Q&A with Nick Vogels
Best Players played with at NOB’s and why: It depends a bit on how you categorise them. If it was for talent then Jo Saad was probably the best I saw on any football field, he could have done anything from the amazing hanger, to kicking goals from the centre square to chasing someone down giving them 10m head start but didn’t get the best out of himself for one reason or another. If it was who played the best football consistently over my 5 years at NOBs I probably need to divide my time in 2 as there weren’t many people who stayed the whole 5 years, in the 1st half there was Booth, Curry, Collinson, Barker and Boyle with Collinson probably playing the most consistent good football with the others having more great games but not as consistent. Boyle to move from forward line to play in the midfield was one of the greater transformations with a special mention for the one arm pushups at the end of season booze up. For the 2nd half of my time there was Hyde, Cassell and Hosking. We probably didn’t see the best of Hyde through injury, Cassell always went about his business without many people noticing and Hosking was still playing deep in defence in those days with his battles against Porteous was the stuff of legends. Off the field there were some greats with a special group of Martin, Roache, Grigg and Brady getting up to all sorts of trouble on most occasions but still playing good football. Ged can probably count himself unlucky not to be in the best player group, just ask him
Best opponents in the Ammo’s if you can remember any: I can’t actually remember his name but there was a guy from Old Brighton that I always used to get matched up on, we played pretty similar styles and had some very good battles over the years. Porteous was one that stood out that we played against but luckily I didn’t have to match up on. The talent in the VAFA was pretty remarkable with each team having genuine good players but often you only got to see them for a year or two with the promotion and relegation system. There was only a couple of teams that we consistently played against over the 5 years
Aside from the Gillon, which away grounds did you enjoy playing at & why? The best ground I played on was The Junction Oval against Old Melbournians, we got lucky with the weather the year we played there (2001) and it was a belting game, from memory I think we were 4 goals down after 10 minutes with all signs pointing to a blowout but then fought back, hit the lead in the last and took the points.
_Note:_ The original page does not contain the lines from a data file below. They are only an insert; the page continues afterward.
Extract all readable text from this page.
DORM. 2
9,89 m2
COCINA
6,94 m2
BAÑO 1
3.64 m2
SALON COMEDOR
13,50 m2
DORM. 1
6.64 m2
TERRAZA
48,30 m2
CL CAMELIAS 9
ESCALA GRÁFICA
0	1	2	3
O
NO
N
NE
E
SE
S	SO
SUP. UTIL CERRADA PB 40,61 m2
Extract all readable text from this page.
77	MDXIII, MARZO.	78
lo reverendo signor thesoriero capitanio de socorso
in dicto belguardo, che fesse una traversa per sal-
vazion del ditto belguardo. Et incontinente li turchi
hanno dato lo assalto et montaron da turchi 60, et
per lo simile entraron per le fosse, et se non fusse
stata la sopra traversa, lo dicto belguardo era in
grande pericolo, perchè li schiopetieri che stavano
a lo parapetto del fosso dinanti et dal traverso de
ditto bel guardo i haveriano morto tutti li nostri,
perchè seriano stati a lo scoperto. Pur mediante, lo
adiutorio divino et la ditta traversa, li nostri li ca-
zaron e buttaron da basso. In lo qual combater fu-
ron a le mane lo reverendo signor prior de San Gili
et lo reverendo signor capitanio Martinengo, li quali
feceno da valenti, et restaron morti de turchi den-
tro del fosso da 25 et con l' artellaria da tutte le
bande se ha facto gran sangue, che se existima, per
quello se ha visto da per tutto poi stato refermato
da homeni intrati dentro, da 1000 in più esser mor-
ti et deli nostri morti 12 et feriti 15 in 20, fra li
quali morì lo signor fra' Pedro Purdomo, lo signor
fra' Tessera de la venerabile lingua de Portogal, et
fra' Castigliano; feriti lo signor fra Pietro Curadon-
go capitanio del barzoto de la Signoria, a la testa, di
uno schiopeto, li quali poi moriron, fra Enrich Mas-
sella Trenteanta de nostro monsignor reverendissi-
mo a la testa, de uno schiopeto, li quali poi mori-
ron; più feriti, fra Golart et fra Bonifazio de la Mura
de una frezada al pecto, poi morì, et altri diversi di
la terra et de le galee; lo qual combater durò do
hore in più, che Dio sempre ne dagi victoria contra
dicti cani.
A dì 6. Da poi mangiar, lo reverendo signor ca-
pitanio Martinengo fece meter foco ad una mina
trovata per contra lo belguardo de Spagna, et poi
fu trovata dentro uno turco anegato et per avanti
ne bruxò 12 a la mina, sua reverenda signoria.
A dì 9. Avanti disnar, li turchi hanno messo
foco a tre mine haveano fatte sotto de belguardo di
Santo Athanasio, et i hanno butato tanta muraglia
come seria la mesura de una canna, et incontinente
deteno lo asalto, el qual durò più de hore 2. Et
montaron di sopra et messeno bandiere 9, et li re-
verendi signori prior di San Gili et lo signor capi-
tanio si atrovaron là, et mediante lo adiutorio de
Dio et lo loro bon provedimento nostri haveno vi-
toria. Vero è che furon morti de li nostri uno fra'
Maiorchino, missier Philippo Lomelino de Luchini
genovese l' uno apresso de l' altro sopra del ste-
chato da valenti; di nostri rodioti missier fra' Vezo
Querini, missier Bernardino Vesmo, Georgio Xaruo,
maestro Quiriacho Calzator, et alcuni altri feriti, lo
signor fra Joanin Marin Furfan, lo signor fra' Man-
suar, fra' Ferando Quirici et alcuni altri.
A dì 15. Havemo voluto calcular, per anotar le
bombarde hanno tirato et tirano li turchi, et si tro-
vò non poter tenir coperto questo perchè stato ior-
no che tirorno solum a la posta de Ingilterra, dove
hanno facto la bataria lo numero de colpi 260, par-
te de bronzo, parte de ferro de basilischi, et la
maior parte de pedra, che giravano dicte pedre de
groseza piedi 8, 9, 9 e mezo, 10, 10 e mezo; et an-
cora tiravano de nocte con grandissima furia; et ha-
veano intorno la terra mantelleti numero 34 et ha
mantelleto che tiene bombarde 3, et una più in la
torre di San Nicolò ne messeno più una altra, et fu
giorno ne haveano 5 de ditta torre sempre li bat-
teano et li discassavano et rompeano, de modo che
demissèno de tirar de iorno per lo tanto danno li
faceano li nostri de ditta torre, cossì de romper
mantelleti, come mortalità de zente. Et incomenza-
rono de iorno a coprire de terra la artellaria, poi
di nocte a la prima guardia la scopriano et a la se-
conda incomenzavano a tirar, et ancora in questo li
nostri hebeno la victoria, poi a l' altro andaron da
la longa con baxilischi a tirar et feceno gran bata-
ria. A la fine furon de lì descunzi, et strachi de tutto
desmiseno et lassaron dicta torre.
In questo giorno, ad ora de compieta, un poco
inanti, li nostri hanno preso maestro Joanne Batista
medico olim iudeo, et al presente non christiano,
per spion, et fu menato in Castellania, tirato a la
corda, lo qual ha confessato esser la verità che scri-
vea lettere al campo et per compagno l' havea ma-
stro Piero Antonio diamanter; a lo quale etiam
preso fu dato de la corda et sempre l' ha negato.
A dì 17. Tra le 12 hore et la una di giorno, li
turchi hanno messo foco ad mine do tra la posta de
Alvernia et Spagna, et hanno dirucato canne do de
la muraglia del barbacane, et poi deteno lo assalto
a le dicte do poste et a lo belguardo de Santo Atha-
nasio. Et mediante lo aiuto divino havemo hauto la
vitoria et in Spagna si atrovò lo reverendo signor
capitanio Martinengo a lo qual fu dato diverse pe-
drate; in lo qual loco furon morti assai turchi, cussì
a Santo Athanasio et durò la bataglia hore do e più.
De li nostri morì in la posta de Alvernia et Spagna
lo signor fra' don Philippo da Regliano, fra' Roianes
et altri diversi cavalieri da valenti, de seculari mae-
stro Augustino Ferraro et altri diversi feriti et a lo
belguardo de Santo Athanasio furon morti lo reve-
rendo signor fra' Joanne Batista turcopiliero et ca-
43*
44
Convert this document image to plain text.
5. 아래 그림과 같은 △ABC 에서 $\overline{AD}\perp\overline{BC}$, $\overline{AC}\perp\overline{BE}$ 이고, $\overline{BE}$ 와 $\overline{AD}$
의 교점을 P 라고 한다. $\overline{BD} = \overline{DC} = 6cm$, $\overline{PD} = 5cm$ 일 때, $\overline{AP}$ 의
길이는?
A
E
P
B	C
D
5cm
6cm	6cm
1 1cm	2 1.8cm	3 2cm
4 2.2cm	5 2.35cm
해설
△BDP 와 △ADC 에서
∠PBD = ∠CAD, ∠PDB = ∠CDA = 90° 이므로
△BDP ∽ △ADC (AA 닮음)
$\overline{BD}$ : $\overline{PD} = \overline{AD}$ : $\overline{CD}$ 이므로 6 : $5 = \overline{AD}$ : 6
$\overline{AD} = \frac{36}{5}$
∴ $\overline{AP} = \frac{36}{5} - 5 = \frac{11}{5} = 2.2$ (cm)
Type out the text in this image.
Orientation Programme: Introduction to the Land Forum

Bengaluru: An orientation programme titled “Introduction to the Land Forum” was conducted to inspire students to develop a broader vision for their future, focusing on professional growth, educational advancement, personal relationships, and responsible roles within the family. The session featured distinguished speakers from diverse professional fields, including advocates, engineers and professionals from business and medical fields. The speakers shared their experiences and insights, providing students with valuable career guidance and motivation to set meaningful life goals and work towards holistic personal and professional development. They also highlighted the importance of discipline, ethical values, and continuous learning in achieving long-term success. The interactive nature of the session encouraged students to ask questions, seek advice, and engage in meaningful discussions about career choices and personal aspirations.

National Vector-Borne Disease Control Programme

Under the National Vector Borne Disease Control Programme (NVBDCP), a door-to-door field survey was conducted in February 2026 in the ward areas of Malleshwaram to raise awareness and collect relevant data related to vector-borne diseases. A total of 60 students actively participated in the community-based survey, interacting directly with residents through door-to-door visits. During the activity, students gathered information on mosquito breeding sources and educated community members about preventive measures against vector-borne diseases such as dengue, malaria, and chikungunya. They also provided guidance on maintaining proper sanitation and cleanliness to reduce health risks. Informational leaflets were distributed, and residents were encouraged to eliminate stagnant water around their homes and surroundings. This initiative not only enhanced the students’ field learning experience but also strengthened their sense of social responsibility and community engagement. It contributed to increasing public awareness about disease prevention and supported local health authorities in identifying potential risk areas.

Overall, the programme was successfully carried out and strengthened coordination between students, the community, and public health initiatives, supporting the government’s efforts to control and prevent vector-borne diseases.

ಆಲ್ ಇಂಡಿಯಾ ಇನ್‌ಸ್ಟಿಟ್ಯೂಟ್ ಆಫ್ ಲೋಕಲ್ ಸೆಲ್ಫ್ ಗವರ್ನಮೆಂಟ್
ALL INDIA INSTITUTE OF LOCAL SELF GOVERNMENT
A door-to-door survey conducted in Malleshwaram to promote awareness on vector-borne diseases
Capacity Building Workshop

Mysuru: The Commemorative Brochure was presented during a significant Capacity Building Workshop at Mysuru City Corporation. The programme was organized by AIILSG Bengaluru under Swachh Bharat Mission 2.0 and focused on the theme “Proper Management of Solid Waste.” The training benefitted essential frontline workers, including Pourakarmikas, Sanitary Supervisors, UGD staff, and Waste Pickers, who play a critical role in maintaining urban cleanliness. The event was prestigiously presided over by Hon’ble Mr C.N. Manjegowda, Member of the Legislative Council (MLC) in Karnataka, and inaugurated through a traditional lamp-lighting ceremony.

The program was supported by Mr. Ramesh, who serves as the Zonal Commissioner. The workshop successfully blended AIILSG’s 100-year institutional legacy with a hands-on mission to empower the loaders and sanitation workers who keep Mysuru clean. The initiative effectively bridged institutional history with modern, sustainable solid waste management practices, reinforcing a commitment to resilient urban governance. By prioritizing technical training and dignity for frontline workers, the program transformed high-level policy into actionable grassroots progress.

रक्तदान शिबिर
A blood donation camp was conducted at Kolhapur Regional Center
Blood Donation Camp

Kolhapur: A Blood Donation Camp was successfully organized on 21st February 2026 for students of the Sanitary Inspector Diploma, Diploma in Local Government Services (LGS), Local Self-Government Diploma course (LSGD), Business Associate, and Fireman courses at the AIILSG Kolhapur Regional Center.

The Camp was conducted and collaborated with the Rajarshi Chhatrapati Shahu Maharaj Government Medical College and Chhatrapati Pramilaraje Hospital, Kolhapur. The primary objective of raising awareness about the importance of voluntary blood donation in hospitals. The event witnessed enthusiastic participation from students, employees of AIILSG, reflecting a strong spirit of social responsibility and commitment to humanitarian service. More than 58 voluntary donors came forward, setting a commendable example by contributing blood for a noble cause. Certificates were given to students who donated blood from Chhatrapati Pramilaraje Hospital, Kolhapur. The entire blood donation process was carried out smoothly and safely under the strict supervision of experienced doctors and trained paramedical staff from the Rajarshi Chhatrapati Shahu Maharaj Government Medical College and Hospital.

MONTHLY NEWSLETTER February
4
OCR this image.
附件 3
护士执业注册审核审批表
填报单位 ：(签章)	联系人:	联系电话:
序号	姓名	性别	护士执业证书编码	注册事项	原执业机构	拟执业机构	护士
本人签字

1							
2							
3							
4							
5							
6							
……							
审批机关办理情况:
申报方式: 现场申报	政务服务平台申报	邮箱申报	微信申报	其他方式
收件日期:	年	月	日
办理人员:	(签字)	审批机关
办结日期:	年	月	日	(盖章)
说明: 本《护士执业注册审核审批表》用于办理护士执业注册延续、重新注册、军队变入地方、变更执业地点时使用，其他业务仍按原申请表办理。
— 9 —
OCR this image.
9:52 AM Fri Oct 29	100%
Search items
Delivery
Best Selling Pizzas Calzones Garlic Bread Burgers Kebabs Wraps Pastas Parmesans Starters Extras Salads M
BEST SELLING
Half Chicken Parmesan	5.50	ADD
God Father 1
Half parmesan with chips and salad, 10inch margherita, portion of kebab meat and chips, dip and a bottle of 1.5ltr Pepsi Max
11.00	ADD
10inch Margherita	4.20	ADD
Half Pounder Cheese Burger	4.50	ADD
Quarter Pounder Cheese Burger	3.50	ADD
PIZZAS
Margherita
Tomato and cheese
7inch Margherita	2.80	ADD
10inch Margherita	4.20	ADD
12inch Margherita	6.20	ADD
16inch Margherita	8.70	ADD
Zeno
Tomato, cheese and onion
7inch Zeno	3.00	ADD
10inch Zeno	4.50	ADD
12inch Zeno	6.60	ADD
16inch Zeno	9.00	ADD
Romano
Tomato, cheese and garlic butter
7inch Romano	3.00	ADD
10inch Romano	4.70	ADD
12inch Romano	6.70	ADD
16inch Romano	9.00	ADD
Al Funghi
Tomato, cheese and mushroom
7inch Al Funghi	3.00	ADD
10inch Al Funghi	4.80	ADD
Elsternwick was always good as it was an occasion when you playing there, either a final or a Sunday game that had been scheduled in as it was considered to be a good game but the ground itself wasn’t that great in my time and often there was a huge breeze favouring one end
What do you like Best about NOB’s The main thing I liked about NOBs was it was a fun place to be around, after the first year, we were a very young list that had come from all over the state, most were living away from home for the first time so had things always had the ability to get pretty loose most of the time but we still managed to put together good performances most of the time but sadly couldn’t quite make the final jump up to A grade on a couple of occasions. The club also had a good group of non-players supporting the club both from an operational group with Bruno, Terry Scanlon etc making it a great place to be and then there was also the old ladies who used to turn up each home game and cheer on from the top stand.